Das Interesse an der Aktienanlage bleibt daher bedauernswert gering: Nur rund jeder achte Nicht-Aktienbesitzer hat nach eigener Aussage in den letzten Jahren eine Anlage in Aktien oder Aktienfonds in Betracht gezogen. „Es gilt, das Potenzial für die Gewinnung von mehr Aktionären auszuschöpfen, damit mehr Menschen von den Renditevorteilen der Aktienanlage profitieren“, unterstreicht Dr. Christine Bortenlänger, Geschäftsführender DAI-Vorstand. Hoffnungsvoll stimmt, dass die Einschätzung von Aktien durch persönliche Erfahrungen positiver wird. So wissen 71 Prozent der Aktionäre, dass Aktien oder Aktienfonds langfristig mehr Rendite bringen als andere Anlageformen – bei den Nicht-Aktienbesitzern sind es nur 29 Prozent. Auch sehen fast drei Viertel der Aktionäre Aktien und Aktienfonds als geeignete Instrumente zur Vermögensbildung. Dies ist nur jedem dritten Nicht-Aktienbesitzer bewusst.
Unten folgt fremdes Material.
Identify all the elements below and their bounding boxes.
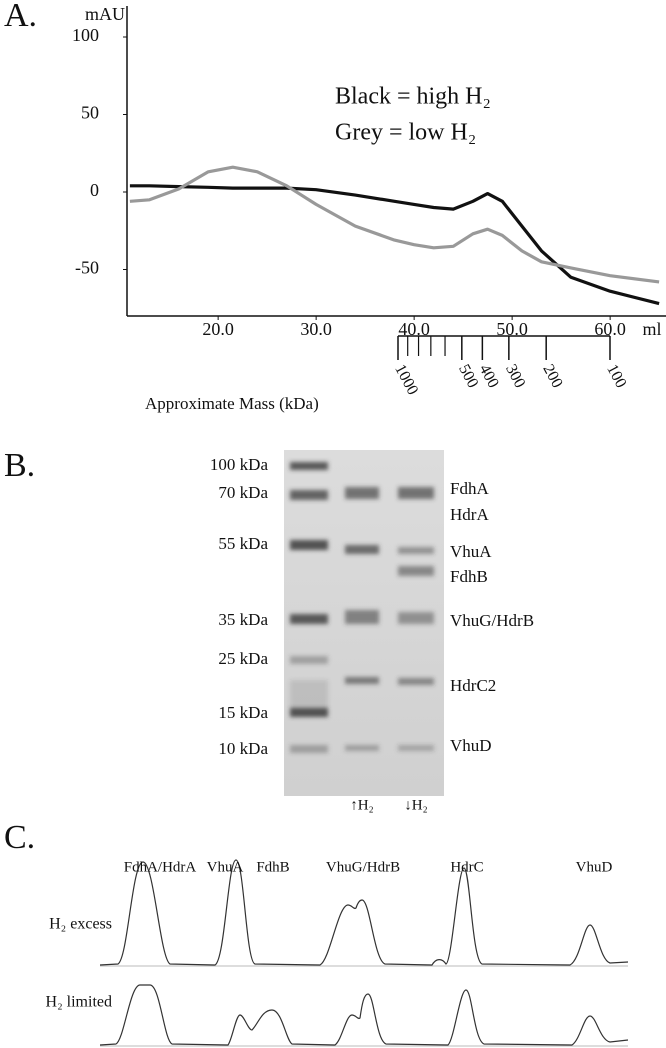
marker-label: 70 kDa [218, 483, 268, 502]
panel-label: B. [4, 447, 35, 484]
marker-label: 25 kDa [218, 649, 268, 668]
legend-entry: Grey = low H₂ [335, 120, 476, 146]
mass-tick-label: 300 [502, 362, 528, 391]
marker-label: 15 kDa [218, 703, 268, 722]
mass-tick-label: 500 [455, 362, 481, 391]
y-axis-label: mAU [85, 4, 125, 24]
x-tick-label: 40.0 [398, 319, 430, 339]
band-label: FdhA [450, 479, 489, 498]
legend: Black = high H₂ Grey = low H₂ [335, 84, 491, 146]
y-tick-label: 0 [90, 180, 99, 200]
marker-label: 35 kDa [218, 610, 268, 629]
panel-label: C. [4, 819, 35, 856]
column-label: VhuG/HdrB [326, 859, 400, 875]
column-label: VhuA [207, 859, 244, 875]
band-label: VhuG/HdrB [450, 611, 534, 630]
series-line [129, 184, 660, 306]
series-line [129, 165, 660, 284]
row-label: H₂ limited [46, 994, 112, 1011]
mass-tick-label: 200 [539, 362, 565, 391]
trace [99, 984, 629, 1046]
column-label: FdhB [256, 859, 289, 875]
mass-tick-label: 400 [476, 362, 502, 391]
panel-label: A. [4, 0, 37, 34]
mass-tick-label: 1000 [391, 362, 421, 398]
mass-tick-label: 100 [603, 362, 629, 391]
band-label: VhuA [450, 542, 492, 561]
marker-label: 55 kDa [218, 534, 268, 553]
band-label: FdhB [450, 567, 488, 586]
column-label: FdhA/HdrA [124, 859, 197, 875]
trace [99, 859, 629, 966]
band-label: HdrC2 [450, 676, 496, 695]
column-label: VhuD [576, 859, 613, 875]
lane-label: ↑H₂ [350, 797, 374, 813]
x-tick-label: 30.0 [300, 319, 332, 339]
gel-bands [290, 462, 434, 753]
x-tick-label: 50.0 [496, 319, 528, 339]
y-tick-label: -50 [75, 258, 99, 278]
band-label: VhuD [450, 736, 492, 755]
y-tick-label: 100 [72, 25, 99, 45]
row-label: H₂ excess [49, 916, 112, 933]
marker-label: 100 kDa [210, 455, 269, 474]
y-tick-label: 50 [81, 103, 99, 123]
x-tick-label: 60.0 [594, 319, 626, 339]
lane-label: ↓H₂ [404, 797, 428, 813]
mass-axis-label: Approximate Mass (kDa) [145, 394, 319, 413]
column-label: HdrC [450, 859, 483, 875]
band-label: HdrA [450, 505, 489, 524]
x-tick-label: 20.0 [202, 319, 234, 339]
marker-label: 10 kDa [218, 739, 268, 758]
x-axis-label: ml [642, 319, 661, 339]
legend-entry: Black = high H₂ [335, 84, 491, 110]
Bortenlänger betont, dass als Unterstützer nicht nur Unternehmen, Banken und Börsen mit ihren Bildungsinitiativen gefordert sind: „Vor allem die Politik muss sich für die Aktie einsetzen, damit die Deutschen Aktie und Kapitalmarkt stärker für den Vermögensaufbau und die Sicherung des Lebensstandards im Alter nutzen.“ So gibt fast jeder dritte Nicht-Aktienbesitzer an, dass eine bessere staatliche Förderung sein Interesse an der Aktienanlage wecken könnte. „Viel wichtiger als staatliche Förderung ist jedoch, dass Aktien bei Reformen des staatlichen Altersvorsorgesystems eine deutlich stärkere Berücksichtigung finden. Hierin liegt der größte Hebel für eine höhere Aktienquote in Deutschland“, so Bortenlänger.

Die Rufe nach dem Staat, nach Einbeziehung in die Altersvorsorge und nach Abbau der Bürokratie sind allerdings nicht neu, werden seit vielen Jahren wiederholt und bekräftigt. Deshalb sehe ich momentan kaum Erfolgschancen, zumal ein Großteil der politisch Verantwortlichen diesem Thema nicht positiv gegenübersteht. Ich plädiere daher für ein Bündel von praktischen Maßnahmen der Aktienförderung als Ergänzung zu den bestehenden Initiativen: Praktiker im (Wirtschafts-)Unterricht der Schulen, Medien starten gemeinsam Aufklärungsaktionen, Banken und Sparkassen verbreiten in den Schalterräumen das „Rendite-Dreieck“ des DAI und: Überall im Land, schon in mittelgroßen Städten, werden „Aktientage“ durchgeführt, bei den es nicht in erster Linie um den Verkauf der hauseigenen Produkte, sondern um Wissensvermittlung geht. Ich selbst werde nicht müde, angesichts der großen Bedeutung persönlicher Erfahrungen der Privatanleger für meine Idee „Aktien-Missionare“ zu werben: Erzählen Sie Ihren Verwandten, Freunden und Bekannten bei passender Gelegenheit von Ihren Erfolgen mit der Aktienanlage – Sprechen Sie also über die Aktie!

Machen Sie also weiter mit – und machen Sie’s gut!